« J’ai touché un tabou français », « j’assume » : sans surprise Christelle Morançais reprend la rhétorique classique du tabou et du courage pour tenter de justifier les annonces de coupes massives et brutales dans les subventions régionales pour la culture, le sport, l’égalité femmes-hommes (CIDFF, Planning Familial, Solidarité Femmes), les missions locales…
Sans surprise et sans originalité aucune parce qu’on ne compte plus les déclarations libérales qui ont recours à la rhétorique si pratique du « tabou brisé ». L’emploi de ce terme vise, en effet, d’abord à délégitimer ce dont on parle, en le renvoyant au domaine de l’irrationnel. Comme l’expliquait Freud, ce qui caractérise en effet les « prohibitions tabou ,c’est qu’elles ne se fondent sur aucune raison ; leur origine est inconnue ». Faire entrer ainsi le financement public à la culture, au sport, aux missions locales et aux associations pour l’égalité femmes-hommes dans la catégorie des « tabous », c’est le renvoyer à une genèse mystérieuse, à une absence de fondement rationnel, loin d’un principe ou d’un acquis historique que l’on voudrait préserver parce qu’on en mesure la nécessité, la vertu progressiste et émancipatrice. Belle formule magique du tabou qui entend transformer des acquis sociaux et la boussole rationnelle du progrès en interdits mystérieux, infondés.
Double effet « kiss cool », la même formule magique permet aussi de s’auto-désigner comme celle ou celui qui ose, avec courage et raison, s’interroger sur ce que par tradition, habitude, facilité intellectuelle ou crainte de représailles sociales, on n’osait pas remettre en question.
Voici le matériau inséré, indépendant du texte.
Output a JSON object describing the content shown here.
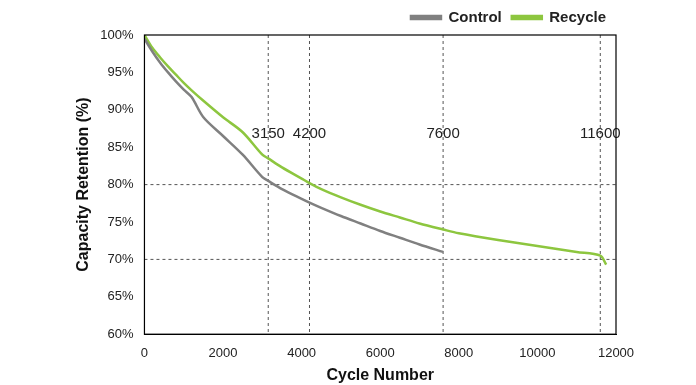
{
  "chart_data": {
    "type": "line",
    "x_label": "Cycle Number",
    "y_label": "Capacity Retention (%)",
    "x": [
      0,
      200,
      400,
      600,
      800,
      1000,
      1200,
      1500,
      2000,
      2500,
      3000,
      3150,
      3500,
      4000,
      4200,
      4500,
      5000,
      5500,
      6000,
      6500,
      7000,
      7600,
      8000,
      9000,
      10000,
      11000,
      11600,
      11750
    ],
    "series": [
      {
        "name": "Control",
        "color": "#808080",
        "values": [
          99.5,
          97.8,
          96.3,
          95,
          93.8,
          92.7,
          91.7,
          89,
          86.5,
          84,
          81,
          80.5,
          79.4,
          78.1,
          77.6,
          76.9,
          75.8,
          74.8,
          73.8,
          72.9,
          72,
          71,
          null,
          null,
          null,
          null,
          null,
          null
        ]
      },
      {
        "name": "Recycle",
        "color": "#8dc63f",
        "values": [
          100,
          98.3,
          97,
          95.8,
          94.7,
          93.6,
          92.6,
          91.2,
          89,
          87,
          84,
          83.5,
          82.3,
          80.8,
          80.2,
          79.4,
          78.3,
          77.3,
          76.4,
          75.6,
          74.8,
          74,
          73.5,
          72.6,
          71.8,
          71,
          70.5,
          69.3
        ]
      }
    ],
    "annotations": [
      {
        "x": 3150,
        "label": "3150"
      },
      {
        "x": 4200,
        "label": "4200"
      },
      {
        "x": 7600,
        "label": "7600"
      },
      {
        "x": 11600,
        "label": "11600"
      },
      {
        "y": 80
      },
      {
        "y": 70
      }
    ],
    "xlim": [
      0,
      12000
    ],
    "xticks": [
      0,
      2000,
      4000,
      6000,
      8000,
      10000,
      12000
    ],
    "ylim": [
      60,
      100
    ],
    "yticks": [
      {
        "value": 60,
        "label": "60%"
      },
      {
        "value": 65,
        "label": "65%"
      },
      {
        "value": 70,
        "label": "70%"
      },
      {
        "value": 75,
        "label": "75%"
      },
      {
        "value": 80,
        "label": "80%"
      },
      {
        "value": 85,
        "label": "85%"
      },
      {
        "value": 90,
        "label": "90%"
      },
      {
        "value": 95,
        "label": "95%"
      },
      {
        "value": 100,
        "label": "100%"
      }
    ],
    "grid": false,
    "legend": "upper right"
  }
}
Le manque d’originalité de la formule du « tabou à briser » devrait pourtant alerter toutes celles et tous ceux qui ne souhaitent pas, en réalité, n’être que des transmetteurs de formules creuses et d'expressions toutes faites.
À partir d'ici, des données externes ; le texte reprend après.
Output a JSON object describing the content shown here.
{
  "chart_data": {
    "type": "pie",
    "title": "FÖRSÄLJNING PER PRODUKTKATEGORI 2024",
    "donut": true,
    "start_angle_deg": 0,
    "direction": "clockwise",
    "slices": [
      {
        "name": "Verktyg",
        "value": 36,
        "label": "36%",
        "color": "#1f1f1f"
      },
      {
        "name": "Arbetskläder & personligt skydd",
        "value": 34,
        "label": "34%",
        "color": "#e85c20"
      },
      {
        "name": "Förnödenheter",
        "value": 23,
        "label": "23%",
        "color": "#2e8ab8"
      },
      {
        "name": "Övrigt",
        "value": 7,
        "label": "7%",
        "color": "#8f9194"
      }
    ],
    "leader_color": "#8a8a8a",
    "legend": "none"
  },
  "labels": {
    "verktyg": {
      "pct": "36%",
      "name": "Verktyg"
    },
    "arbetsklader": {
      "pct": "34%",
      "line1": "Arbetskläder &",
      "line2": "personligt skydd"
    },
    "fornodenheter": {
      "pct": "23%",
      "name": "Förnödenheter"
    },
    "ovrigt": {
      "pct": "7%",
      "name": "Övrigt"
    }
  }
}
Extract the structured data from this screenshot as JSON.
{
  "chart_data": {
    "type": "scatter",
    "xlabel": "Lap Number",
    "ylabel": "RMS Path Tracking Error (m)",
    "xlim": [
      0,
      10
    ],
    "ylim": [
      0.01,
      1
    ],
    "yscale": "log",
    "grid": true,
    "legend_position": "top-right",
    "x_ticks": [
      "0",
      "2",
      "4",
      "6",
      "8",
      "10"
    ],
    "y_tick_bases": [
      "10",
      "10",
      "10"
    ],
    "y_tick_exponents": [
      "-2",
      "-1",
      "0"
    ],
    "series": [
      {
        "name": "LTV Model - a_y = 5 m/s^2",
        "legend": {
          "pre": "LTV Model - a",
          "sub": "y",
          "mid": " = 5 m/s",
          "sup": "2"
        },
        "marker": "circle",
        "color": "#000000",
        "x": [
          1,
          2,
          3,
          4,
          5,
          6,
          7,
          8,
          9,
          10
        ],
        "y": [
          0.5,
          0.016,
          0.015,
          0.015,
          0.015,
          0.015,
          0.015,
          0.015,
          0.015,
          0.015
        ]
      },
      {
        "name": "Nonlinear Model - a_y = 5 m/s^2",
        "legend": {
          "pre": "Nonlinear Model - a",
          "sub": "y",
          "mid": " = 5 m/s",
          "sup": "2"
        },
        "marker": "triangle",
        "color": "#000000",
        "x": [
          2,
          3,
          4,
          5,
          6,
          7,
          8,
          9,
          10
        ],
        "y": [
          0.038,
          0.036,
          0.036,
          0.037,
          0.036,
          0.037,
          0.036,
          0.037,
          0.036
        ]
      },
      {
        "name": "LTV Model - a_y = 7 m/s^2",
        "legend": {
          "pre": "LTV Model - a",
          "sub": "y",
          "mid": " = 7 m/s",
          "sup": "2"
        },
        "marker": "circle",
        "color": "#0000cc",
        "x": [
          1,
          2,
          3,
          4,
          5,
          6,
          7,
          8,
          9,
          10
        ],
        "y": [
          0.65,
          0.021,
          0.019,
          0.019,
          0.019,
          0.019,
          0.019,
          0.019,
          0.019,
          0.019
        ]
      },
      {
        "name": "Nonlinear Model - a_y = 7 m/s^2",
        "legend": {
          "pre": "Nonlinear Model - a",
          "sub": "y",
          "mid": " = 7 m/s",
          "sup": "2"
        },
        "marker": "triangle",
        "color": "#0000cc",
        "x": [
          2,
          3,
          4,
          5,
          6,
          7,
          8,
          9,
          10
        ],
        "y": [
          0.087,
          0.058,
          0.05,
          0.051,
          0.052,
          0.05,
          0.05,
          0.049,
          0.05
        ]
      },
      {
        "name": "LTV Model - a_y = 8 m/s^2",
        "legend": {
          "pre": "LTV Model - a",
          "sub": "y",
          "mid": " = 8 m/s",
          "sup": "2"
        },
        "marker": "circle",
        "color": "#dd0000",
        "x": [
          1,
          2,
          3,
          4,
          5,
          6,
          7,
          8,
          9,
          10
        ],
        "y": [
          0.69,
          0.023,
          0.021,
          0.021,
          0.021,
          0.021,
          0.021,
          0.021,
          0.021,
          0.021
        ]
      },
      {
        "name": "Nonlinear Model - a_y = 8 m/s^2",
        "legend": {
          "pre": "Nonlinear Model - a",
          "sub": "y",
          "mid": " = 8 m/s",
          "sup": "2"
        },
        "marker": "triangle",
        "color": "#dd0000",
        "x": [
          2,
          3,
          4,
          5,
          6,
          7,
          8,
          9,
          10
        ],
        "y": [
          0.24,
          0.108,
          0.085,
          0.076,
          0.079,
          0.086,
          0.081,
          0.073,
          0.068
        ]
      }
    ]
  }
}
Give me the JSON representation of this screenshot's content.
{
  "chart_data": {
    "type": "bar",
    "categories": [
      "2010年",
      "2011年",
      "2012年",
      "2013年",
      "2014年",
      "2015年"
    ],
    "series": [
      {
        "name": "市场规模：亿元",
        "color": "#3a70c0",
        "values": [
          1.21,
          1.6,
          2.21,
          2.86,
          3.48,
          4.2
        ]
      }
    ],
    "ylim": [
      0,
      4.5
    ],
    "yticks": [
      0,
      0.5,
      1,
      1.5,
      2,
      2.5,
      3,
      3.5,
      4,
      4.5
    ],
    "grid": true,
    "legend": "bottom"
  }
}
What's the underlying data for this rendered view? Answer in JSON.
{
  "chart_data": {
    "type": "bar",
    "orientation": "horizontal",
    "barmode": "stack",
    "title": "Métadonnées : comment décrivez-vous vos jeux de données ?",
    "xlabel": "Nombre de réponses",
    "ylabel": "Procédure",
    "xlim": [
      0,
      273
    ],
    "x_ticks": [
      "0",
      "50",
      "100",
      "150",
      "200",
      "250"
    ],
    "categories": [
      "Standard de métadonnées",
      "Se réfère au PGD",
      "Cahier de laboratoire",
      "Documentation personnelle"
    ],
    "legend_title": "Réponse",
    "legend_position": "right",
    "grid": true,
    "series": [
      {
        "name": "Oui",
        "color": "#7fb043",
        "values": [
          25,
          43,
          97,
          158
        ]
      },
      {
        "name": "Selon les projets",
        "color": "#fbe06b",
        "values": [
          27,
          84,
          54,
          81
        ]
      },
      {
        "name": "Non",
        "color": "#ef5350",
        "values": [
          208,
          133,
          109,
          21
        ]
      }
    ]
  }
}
Dans un essai de 1946 intitulé La politique et la langue anglaise, Orwell expliquait qu’au lieu de réfléchir méticuleusement aux mots que l’on emploie, il est toujours possible de s’épargner cette peine et de laisser notre esprit « envahir par les expressions toutes faites. Elles construiront- expliquait-il ainsi- des phrases pour vous, elles penseront même à votre place, dans une certaine mesure et au besoin elles vous rendront un grand service en dissimulant partiellement, y compris à vous-même, ce que vous voulez dire ». Tout responsable politique qui ne prend pas la peine de réfléchir au sens des mots est ainsi « en voie de faire de lui-même une machine. Les bruits appropriés sortent de son larynx, mais son cerveau n'est pas impliqué comme il le serait s'il choisissait ses mots lui-même. Si le discours qu'il fait est quelque chose dont il est habitué à parler encore et toujours, il est probablement presque inconscient de ce qu'il dit, comme quand on dit les répons à l'église. Et cet état réduit de conscience, sinon indispensable, est en tout cas favorable à la conformité politique ».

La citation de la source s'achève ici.